Por otra parte, desde la Obra señalan que la infraestructura de los centros también requiere de mantenimiento, ya que muchos de los edificios donde funcionan las sedes poseen décadas de historia, y la realidad actual los ha obligado a postergar las tareas de conservación.
Asimismo, alertan sobre la imposibilidad de responder a nuevas demandas, como la admisión de nuevos residentes, lo que deja a muchas familias sin el apoyo que necesitan.
“Resulta paradójico que, mientras el Estado presenta demoras críticas en los pagos de las prestaciones, se exija a las organizaciones sin fines de lucro el cumplimiento fiscal inmediato y sin demoras”, advierten, llamando a garantizar las condiciones mínimas de previsibilidad que se requieren para seguir transformando vidas con su misión fundada en la caridad.
“La Obra Don Orione va a seguir de pie, pero hoy necesita que el Estado cumpla con su rol y esté de pie junto a ella.
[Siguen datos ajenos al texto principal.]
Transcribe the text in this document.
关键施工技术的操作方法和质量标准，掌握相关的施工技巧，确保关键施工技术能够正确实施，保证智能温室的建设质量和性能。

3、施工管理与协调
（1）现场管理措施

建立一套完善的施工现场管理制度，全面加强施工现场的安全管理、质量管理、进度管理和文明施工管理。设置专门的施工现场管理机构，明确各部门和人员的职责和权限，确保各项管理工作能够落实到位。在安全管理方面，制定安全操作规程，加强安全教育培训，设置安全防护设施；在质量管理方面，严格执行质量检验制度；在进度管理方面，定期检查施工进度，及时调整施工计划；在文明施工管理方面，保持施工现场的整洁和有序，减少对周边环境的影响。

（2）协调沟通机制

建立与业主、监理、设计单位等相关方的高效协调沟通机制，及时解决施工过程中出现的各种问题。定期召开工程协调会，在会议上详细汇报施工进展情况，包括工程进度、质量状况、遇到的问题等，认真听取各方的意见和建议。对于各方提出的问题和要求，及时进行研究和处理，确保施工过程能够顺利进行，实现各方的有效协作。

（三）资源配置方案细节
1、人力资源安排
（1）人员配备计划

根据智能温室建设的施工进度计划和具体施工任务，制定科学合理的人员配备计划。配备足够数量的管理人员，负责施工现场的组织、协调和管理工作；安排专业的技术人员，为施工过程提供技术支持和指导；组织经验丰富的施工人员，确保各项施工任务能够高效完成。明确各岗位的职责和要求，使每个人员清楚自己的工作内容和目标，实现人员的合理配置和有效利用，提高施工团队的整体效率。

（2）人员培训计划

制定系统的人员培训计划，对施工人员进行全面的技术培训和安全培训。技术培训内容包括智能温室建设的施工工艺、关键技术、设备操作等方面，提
No pedimos privilegios; pedimos que la Argentina sea fiel a sus propias leyes para que 1.200 personas con nombre, historia y dignidad no queden desamparadas”, sintetizan.
En el marco de la situación que atraviesan los Cottolengos Don Orione, este Jueves Santo, el Arzobispo de Mendoza y presidente de la Conferencia Episcopal Argentina, Mons. Marcelo Colombo, presidirá la Misa de la Cena del Señor en la Parroquia Nuestra Señora del Carmen, de la Obra Don Orione, a las 21:30 horas. Todo lo recaudado en la colecta de la Misa será destinado al Hogar Don Orione de Mendoza.